Harvardlı uzmanlar bunama için gözden kaçan risk faktörlerini belirledi: Hepsi önlenebilir


Araştırmacılar, bunama, felç ve yaşlılık depresyonu üzerine yapılan 37 çalışmayı mercek altına aldı. Bulgular, bu üç hastalıktan en az ikisinin, değiştirilebilir ömür stili faktörleriyle yakından bağlı olduğunu gösterdi.
Diyabet, yüksek kolesterol, obezite, alkol kullanımı, işitme kaybı, uyku düzensizlikleri üzere besbelli sıhhat meselelerinin yanı sıra; ömürden doyum alma, toplumsal etkileşim, ağrıya hassaslık ve işitme kalitesi üzere daha az fark edilen ögeler da risk faktörleri ortasında yer aldı.
Yüksek tansiyon, yetersiz beslenme ve fizikî hareketsizlik ise bu üç rahatsızlığın ortak tabanda buluştuğu temel riskler olarak belirlendi. Araştırmaya nazaran, yüksek tansiyonun beyin damarlarına ziyan vererek hem bunama hem felç hem de depresyon riskini artırabileceği vurgulandı.
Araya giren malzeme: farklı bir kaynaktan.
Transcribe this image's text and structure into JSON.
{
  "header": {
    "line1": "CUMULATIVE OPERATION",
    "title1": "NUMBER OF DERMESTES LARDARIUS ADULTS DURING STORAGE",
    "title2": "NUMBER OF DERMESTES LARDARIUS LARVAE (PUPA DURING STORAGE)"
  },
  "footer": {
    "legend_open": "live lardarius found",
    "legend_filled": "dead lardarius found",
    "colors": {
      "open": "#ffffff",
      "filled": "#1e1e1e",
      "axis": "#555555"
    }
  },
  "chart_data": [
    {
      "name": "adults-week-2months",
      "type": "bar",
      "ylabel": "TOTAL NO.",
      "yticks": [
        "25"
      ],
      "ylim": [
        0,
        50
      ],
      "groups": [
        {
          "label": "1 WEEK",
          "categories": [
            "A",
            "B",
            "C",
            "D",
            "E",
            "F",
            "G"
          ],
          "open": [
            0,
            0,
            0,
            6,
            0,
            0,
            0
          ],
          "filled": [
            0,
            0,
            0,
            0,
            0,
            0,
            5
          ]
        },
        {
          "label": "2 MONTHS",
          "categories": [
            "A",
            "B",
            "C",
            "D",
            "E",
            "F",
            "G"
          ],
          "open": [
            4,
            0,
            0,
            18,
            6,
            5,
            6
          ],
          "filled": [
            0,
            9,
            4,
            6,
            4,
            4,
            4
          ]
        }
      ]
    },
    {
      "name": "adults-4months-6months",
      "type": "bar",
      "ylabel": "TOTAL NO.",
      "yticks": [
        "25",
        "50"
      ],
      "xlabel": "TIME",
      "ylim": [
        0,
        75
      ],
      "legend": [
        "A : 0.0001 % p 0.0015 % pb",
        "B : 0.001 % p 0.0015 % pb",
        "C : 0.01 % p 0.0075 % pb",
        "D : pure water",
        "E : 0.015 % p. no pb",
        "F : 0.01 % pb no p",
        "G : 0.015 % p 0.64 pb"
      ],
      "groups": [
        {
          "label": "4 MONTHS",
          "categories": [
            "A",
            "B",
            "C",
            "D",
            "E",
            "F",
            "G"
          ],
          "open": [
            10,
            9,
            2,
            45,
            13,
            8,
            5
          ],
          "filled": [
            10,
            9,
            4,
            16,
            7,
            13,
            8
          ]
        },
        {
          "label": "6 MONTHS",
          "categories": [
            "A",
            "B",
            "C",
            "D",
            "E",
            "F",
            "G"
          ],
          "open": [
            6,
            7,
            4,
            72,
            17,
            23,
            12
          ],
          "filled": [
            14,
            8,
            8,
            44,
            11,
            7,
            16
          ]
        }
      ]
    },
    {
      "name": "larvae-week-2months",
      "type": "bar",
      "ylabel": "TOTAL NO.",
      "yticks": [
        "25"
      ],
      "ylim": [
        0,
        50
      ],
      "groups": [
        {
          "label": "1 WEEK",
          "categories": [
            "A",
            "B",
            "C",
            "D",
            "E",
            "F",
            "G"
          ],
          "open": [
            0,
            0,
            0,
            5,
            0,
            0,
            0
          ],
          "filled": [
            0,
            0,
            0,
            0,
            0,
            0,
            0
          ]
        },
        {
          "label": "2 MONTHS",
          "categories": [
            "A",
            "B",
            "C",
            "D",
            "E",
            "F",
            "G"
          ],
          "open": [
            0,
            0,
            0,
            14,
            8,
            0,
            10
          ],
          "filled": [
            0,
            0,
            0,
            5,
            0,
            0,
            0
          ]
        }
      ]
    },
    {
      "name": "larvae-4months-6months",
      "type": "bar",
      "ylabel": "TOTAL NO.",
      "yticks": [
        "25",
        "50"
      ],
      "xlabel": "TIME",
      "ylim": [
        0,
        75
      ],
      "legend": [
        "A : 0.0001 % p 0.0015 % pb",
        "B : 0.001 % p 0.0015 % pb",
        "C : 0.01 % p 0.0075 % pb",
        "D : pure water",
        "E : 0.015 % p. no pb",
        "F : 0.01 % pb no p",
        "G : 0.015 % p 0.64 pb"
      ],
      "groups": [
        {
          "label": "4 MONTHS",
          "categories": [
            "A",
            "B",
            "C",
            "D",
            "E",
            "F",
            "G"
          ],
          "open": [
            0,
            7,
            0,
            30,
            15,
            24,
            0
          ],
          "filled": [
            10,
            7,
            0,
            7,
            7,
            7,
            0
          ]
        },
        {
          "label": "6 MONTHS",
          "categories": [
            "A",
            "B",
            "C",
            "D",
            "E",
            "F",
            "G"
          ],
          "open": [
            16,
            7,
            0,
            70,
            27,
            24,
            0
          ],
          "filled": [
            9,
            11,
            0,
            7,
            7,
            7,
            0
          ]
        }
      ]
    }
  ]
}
“HASTALIKLAR BİRBİRİYLE BAĞLANTILI”
Çalışmanın başyazarı ve Harvard bağlı Brain Deva Labs’de doktora sonrası araştırmacı olan Dr. Jasper Senff, “Demans, felç ve yaşlılık depresyonu birbirine bağlı ve iç içe geçmiş hastalıklardır. Biri görüldüğünde, oburlarının ortaya çıkma mümkünlüğü da artar” dedi. Senff, ortak risk faktörlerine odaklanarak bu hastalıkların önlenebileceğini ve böylelikle toplumda yaşa bağlı beyin rahatsızlıklarının yükünün azaltılabileceğini belirtti.
Araştırmanın sonuçları bu ay Journal of Neurology, Neurosurgery & Psychiatry mecmuasında yayımlandı.

Analiz edilen 37 çalışmadan 36’sı felç, 16’sı bunama ve 2’si yaşlılık depresyonu üzerineydi. Elde edilen bilgilere nazaran, en az iki hastalıkla irtibatlı bulunan 17 değiştirilebilir risk faktörü şu biçimde sıralandı:
Kan basıncı, böbrek hastalığı, kan şekeri, kolesterol, alkol kullanımı, beslenme, işitme kaybı, kronik ağrı, fizikî aktivite seviyesi, ömür emeli, uyku nizamı, sigara kullanımı, toplumsal etkileşim ve gerilim.
Araştırmada, bilhassa yüksek tansiyon ve önemli böbrek hastalıklarının bu üç rahatsızlık üzerinde en büyük tesire sahip olduğu belirlendi. Uzmanlara nazaran, yüksek tansiyon hem damar yapısını bozarak felce ve bunamaya taban hazırlıyor, hem de beyindeki inflamasyonu artırarak depresyon riskini yükseltiyor.
Böbrek hastalıklarının ise ziyanlı toksinlerin bedende birikmesine neden olarak hem damar sıhhatini hem de beyin hücrelerini olumsuz etkileyebileceği belirtildi.

Çalışma birebir vakitte fizikî aktivitenin, bulmaca çözmek üzere bilişsel uyarıcı aktivitelerin ve toplumsal etkileşimlerin kollayıcı rolüne dikkat çekti. Fakat araştırmacılar, bu çeşit aktivitelerle hastalıklar ortasındaki bağın nedensel değil, semptomatik olabileceğini de hatırlattı.

Harvard’dan Dr. Sanjula Singh, “Çalışmamız, bireylerin felç, bunama ve yaşlılık depresyonu riskini azaltmak için alabileceği pek çok farklı tedbir olduğunu ortaya koydu. Toplum sıhhatini müdafaa yolunda bu bulgular hayli pahalı,” tabirlerini kullandı.

Araştırmacılar, bulguların hastalıkların direkt nedeni olmasa da güçlü ilgiler sunduğunu vurgularken, beyin sıhhatini etkileyen bu risk faktörlerinin daha derinlemesine incelenmesi gerektiğini belirtiyor.